# Zero-Downtime Upgrades - Milestone 1

NOTE: At the time this was merged, we were past zero-downtime upgrades,
milestone 2 already. But we merged this so that historic context is available
in our repository of design docs. Some of the descriptions in here are half
baked, but overall the implementation followed closely what we laid out here.

## Context

We want to build out the ability to do zero-downtime upgrades. Here we outline
the first of multiple incremental milestones towards "full" zero-downtime
upgrades. We spell out trade-offs and hint at future milestones at the end.

Zero-downtime upgrades can encompass many things, we therefore carefully carve
out things that we _do_ want to provide with this first milestone and things we
_don't_ want to provide. We will use two basic notions in the discussion:

- _responsiveness_: The system, a part of it, or an object responds to queries
  at some timestamp with “sufficiently low” latency.
- _freshness_: The system, a part of it, or an object responds to queries with
  data that is “sufficiently recent”.

* _sufficient to be determined by customers, for their workloads_

We use the term _availabllity_ to describe the simultaneous combination of
_responsiveness_ and _freshness_.

An object that is not responsive is unavailable, it cannot be queried at _any_
timestamp. Objects that are only responsive can be queried when downgrading the
consistency requirement to _serializable_. Only objects that are _available_
can be queried at our default _strict serializable_ with sufficiently low
latency.

Today, we provide neither responsiveness nor freshness for in-memory objects
(read: indexes) because when we upgrade we immediately cut over to a new
`environmentd` process and only then spin up clusters, which latter will start
re-hydrating those in-memory objects.

The work around zero-downtime upgrades can be largely seen as futzing with
availability and freshness of objects and if/when we provide those.

## Goals

We define the goals in terms of what of responsiveness or freshness we want to
provide for objects during or right after an upgrade.

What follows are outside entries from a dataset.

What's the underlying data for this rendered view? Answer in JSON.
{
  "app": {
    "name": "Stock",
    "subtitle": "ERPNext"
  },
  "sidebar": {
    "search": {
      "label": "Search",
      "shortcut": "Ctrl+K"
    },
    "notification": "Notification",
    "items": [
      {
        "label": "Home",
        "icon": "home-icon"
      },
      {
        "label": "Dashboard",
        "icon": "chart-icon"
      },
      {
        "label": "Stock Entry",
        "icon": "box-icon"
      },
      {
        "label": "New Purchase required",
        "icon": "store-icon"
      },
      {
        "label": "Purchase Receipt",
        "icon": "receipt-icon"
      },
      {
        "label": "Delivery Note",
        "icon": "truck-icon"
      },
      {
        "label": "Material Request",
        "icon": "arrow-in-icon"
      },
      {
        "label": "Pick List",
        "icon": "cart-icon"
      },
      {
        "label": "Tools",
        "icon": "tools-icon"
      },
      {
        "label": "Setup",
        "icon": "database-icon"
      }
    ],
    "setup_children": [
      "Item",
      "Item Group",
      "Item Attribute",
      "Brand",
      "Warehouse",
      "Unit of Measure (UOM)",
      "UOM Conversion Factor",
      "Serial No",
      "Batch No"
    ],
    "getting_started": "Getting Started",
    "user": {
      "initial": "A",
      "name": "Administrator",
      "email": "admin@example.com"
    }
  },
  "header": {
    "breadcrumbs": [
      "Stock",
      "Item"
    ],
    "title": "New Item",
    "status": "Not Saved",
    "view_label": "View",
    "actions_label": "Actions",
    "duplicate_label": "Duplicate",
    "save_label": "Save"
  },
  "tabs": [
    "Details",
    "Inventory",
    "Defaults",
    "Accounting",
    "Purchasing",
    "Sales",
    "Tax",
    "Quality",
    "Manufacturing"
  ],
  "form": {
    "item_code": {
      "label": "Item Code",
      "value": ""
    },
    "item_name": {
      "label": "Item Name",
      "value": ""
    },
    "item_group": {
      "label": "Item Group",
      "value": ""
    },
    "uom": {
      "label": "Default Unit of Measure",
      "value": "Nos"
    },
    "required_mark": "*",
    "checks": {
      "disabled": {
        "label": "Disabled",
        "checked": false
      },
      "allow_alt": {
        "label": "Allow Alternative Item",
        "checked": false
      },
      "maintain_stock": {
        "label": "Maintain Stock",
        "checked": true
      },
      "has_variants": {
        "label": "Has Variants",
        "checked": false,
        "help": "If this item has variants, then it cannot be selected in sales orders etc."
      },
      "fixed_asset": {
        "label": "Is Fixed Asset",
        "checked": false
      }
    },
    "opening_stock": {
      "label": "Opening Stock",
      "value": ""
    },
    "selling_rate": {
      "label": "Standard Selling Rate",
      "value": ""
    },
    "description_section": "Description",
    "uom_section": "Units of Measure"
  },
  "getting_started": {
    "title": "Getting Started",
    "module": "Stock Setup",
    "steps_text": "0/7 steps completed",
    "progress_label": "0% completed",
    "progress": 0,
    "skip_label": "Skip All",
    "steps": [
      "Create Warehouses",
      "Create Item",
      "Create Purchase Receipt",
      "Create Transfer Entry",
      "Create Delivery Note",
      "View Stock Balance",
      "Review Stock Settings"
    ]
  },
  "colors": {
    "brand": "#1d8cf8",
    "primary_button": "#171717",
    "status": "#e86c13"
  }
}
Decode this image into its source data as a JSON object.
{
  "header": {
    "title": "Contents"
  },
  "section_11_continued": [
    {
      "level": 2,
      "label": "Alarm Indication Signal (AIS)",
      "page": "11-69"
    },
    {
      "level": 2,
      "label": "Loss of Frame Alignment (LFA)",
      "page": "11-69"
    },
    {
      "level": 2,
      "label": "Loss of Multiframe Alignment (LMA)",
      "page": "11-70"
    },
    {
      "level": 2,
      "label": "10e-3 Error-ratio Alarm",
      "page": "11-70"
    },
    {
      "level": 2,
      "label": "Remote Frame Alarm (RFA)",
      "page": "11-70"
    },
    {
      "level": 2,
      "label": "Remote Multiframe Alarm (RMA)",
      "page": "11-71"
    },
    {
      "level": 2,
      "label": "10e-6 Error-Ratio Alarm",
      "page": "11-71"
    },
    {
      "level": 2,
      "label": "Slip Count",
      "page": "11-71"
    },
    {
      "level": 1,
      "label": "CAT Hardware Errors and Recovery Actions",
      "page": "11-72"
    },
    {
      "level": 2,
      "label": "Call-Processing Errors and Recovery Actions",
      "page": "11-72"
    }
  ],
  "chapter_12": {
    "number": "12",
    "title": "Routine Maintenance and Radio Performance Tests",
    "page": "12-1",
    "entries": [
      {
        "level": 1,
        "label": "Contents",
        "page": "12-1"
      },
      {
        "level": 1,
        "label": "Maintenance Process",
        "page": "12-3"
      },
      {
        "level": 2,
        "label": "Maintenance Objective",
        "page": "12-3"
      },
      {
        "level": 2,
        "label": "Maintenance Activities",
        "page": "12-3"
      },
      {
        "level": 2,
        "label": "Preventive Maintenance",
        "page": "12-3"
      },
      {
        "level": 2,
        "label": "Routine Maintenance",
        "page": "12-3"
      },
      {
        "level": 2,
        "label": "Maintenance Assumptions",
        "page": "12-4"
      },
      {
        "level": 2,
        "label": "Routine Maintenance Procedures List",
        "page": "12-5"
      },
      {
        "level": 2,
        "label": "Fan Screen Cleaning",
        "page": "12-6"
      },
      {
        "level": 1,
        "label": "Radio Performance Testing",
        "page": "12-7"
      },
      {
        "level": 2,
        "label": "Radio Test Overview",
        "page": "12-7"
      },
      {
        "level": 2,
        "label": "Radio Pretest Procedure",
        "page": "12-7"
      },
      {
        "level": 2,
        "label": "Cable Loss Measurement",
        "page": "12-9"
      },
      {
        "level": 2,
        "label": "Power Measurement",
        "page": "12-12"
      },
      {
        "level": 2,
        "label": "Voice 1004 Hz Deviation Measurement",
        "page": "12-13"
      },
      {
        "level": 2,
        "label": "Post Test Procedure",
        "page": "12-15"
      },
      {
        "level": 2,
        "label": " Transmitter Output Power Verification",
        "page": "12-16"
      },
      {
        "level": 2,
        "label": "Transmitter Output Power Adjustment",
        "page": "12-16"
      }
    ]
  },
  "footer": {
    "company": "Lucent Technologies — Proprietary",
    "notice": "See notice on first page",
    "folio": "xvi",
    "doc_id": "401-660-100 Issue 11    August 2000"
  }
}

- freshness for compute objects that don't transitively depend on sources
- responsiveness for compute objects that do transitively depend on sources (or
  don’t depend on anything)
- the above two imply: cut connections over within reasonable time from old to
  new adapter processes

## Non-Goals

Implicitly, everything not mentioned above, but explicitly:

- a consistent cut-over timestamp across all objects
- smart (idk 🤷) handling of behavior changes: changes to query plans, changes
  to builtin functions
- freshness for sources
- additional release verification (whatever that may be) during the upgrade
  process

## Discussion of Goals

Sources are always responsive, because they are ultimately backed by persist
shards, and you can always read from those. We do have "almost freshness" for
most sources, because only UPSERT sources require re-hydration, but there is a
window of non-freshness while the source machinery spins up after an upgrade.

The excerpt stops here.